Selon l’article 1315 devenu 1353 du code civil, celui qui réclame l’exécution d’une obligation doit la prouver. Réciproquement, celui qui se prétend libéré doit justifier le paiement ou le fait qui a produit l’extinction de son obligation.
En cas de retard dans le versement du salaire, l’employeur n’est tenu que de verser des intérêts moratoires, sauf justification d’un préjudice distinct de celui résultant du retard dans le versement du salaire et de mauvaise foi de l’employeur, indemnisable sur le fondement de l’article 1231-6 du Code Civil.
En l’espèce, il est établi que le salaire du mois de novembre 2016 n’a été versé à la salariée que le 9 décembre 2016 alors qu’il avait été versé à bonne date aux autres salariées, cependant la salariée n’explicite pas en quoi consiste le préjudice qu’elle qualifie de certain, dont elle demande réparation, sans toutefois solliciter le versement des intérêts moratoires qui pourraient lui être dus, de sorte que nonobstant l’éventuelle mauvaise foi de la SARL CONTRE VENTS, il ne peut être fait droit à la demande formulée à ce titre, le jugement entrepris étant confirmé de ce chef.
– Quant au rappel de salaire en raison de la reclassification :
Mme [R] sollicite un rappel de salaire pour la période du 8 février 2014 au 8 février 2017 au titre de sa reclassification à la catégorie B au lieu de la catégorie A1 chef de magasin qui lui était appliquée dès lors qu’elle était responsable de magasin et qu’elle assurait la bonne marche commerciale du magasin, suivait l’état des stocks et en informait quotidiennement le franchiseur IKKS.
La société CONTRE VENTS soutient que Mme [R] ne relève pas de la catégorie B aux motifs qu’elle n’était pas chargée de gérer les achats, qu’elle n’effectuait aucun achat de stock ni aucune gestion au niveau de l’assortiment.

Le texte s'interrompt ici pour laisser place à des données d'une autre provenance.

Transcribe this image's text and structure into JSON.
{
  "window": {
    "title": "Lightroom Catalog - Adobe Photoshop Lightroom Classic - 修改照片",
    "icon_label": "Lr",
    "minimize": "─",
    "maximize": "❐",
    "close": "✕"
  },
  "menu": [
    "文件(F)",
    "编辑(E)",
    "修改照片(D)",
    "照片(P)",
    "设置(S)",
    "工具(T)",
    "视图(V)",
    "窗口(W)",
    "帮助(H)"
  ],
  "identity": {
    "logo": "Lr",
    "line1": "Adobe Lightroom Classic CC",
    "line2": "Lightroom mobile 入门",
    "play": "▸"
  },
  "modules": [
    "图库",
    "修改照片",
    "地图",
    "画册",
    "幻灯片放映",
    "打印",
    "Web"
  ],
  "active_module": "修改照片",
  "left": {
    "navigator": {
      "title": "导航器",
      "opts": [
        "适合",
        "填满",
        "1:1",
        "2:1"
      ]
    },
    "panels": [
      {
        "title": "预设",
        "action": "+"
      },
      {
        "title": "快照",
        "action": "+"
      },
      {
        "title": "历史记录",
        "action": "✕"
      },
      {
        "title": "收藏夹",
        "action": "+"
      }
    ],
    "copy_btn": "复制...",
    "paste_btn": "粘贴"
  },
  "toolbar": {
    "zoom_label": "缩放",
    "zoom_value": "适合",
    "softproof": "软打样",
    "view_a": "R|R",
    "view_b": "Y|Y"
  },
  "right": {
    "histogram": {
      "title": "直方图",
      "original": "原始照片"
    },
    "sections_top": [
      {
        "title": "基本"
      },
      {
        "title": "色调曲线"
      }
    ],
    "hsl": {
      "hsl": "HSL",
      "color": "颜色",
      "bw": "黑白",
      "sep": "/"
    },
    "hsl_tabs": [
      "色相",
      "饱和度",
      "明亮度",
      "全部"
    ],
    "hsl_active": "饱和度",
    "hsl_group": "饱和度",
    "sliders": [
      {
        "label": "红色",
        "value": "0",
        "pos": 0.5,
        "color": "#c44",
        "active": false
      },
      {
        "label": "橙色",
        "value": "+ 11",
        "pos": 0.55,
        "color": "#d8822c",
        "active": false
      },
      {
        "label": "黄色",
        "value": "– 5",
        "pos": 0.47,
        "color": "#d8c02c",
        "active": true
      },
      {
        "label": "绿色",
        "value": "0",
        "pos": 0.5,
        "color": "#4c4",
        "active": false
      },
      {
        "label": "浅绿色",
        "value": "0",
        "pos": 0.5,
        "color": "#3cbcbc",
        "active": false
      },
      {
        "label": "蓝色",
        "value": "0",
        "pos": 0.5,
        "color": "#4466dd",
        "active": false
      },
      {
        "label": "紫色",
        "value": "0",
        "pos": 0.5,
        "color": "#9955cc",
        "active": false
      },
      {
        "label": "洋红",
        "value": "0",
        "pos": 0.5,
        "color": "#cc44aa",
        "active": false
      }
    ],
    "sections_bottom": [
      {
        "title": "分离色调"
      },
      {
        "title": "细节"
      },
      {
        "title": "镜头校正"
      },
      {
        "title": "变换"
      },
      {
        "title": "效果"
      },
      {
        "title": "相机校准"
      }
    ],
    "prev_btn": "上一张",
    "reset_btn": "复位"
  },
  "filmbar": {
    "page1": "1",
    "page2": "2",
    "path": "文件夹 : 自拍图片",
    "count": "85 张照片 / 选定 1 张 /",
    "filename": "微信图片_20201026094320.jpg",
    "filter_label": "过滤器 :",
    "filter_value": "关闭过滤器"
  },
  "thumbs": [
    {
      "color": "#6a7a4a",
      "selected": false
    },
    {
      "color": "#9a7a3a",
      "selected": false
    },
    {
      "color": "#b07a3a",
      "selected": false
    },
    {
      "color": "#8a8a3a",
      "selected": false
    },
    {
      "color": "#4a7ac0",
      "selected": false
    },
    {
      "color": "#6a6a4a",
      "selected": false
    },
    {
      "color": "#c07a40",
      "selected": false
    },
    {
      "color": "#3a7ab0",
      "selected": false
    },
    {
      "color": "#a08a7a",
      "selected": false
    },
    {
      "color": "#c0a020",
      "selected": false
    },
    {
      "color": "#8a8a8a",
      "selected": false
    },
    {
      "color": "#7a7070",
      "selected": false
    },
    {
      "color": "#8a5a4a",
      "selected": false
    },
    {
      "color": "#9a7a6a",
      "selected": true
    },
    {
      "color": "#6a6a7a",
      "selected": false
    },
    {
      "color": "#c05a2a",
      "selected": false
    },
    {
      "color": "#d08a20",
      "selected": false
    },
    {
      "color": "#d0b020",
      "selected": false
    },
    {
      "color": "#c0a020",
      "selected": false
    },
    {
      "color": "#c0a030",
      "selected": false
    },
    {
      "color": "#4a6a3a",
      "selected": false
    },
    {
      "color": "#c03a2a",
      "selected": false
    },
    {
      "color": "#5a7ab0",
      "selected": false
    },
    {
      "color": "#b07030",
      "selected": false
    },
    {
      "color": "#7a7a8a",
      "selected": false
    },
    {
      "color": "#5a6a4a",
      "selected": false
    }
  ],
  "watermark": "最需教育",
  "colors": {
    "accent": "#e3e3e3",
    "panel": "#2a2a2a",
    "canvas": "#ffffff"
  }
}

En droit, il appartient au salarié qui se prévaut d’une classification conventionnelle différente de celle dont il bénéficie au titre de son contrat de travail, de démontrer qu’il assure de façon permanente, dans le cadre de ses fonctions, des tâches et responsabilités relevant de la classification qu’il revendique.
En application de la convention collective le coefficient A1 correspondant aux fonctions de chef de magasin correspond aux missions suivantes :
– Assurer de manière permanente la gestion courante du magasin.

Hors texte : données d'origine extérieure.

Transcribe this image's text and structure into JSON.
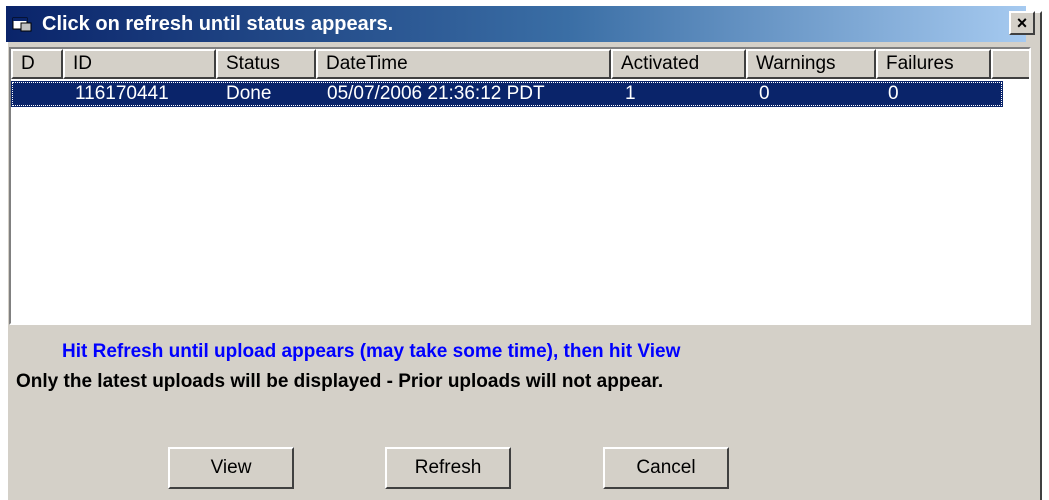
{
  "window": {
    "title": "Click on refresh until status appears.",
    "close_label": "×"
  },
  "table": {
    "columns": [
      "D",
      "ID",
      "Status",
      "DateTime",
      "Activated",
      "Warnings",
      "Failures"
    ],
    "rows": [
      {
        "d": "",
        "id": "116170441",
        "status": "Done",
        "datetime": "05/07/2006 21:36:12 PDT",
        "activated": "1",
        "warnings": "0",
        "failures": "0"
      }
    ]
  },
  "messages": {
    "instruction": "Hit Refresh until upload appears (may take some time), then hit View",
    "note": "Only the latest uploads will be displayed - Prior uploads will not appear."
  },
  "buttons": {
    "view": "View",
    "refresh": "Refresh",
    "cancel": "Cancel"
  },
  "colors": {
    "title_bar_start": "#0a246a",
    "title_bar_end": "#a6caf0",
    "selection": "#0a246a",
    "instruction_text": "#0000ff",
    "face": "#d4d0c8"
  }
}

– Animer, coordonner et contrôler une équipe de vendeuses.
– Continuer à effectuer des ventes.
– Dynamiser les ventes de son équipe.
– Appliquer et faire appliquer les consignes et décisions de la Direction relatives notamment aux procédures de vente et à la politique commerciale ou aux règles d’implantation du produit dans le magasin et en vitrine, aux réassorts, au suivi de l’état de stocks.
Le chef de magasin doit par ailleurs être apte à régler toutes les difficultés pouvant se présenter à l’occasion des ventes en fonction des directives reçues.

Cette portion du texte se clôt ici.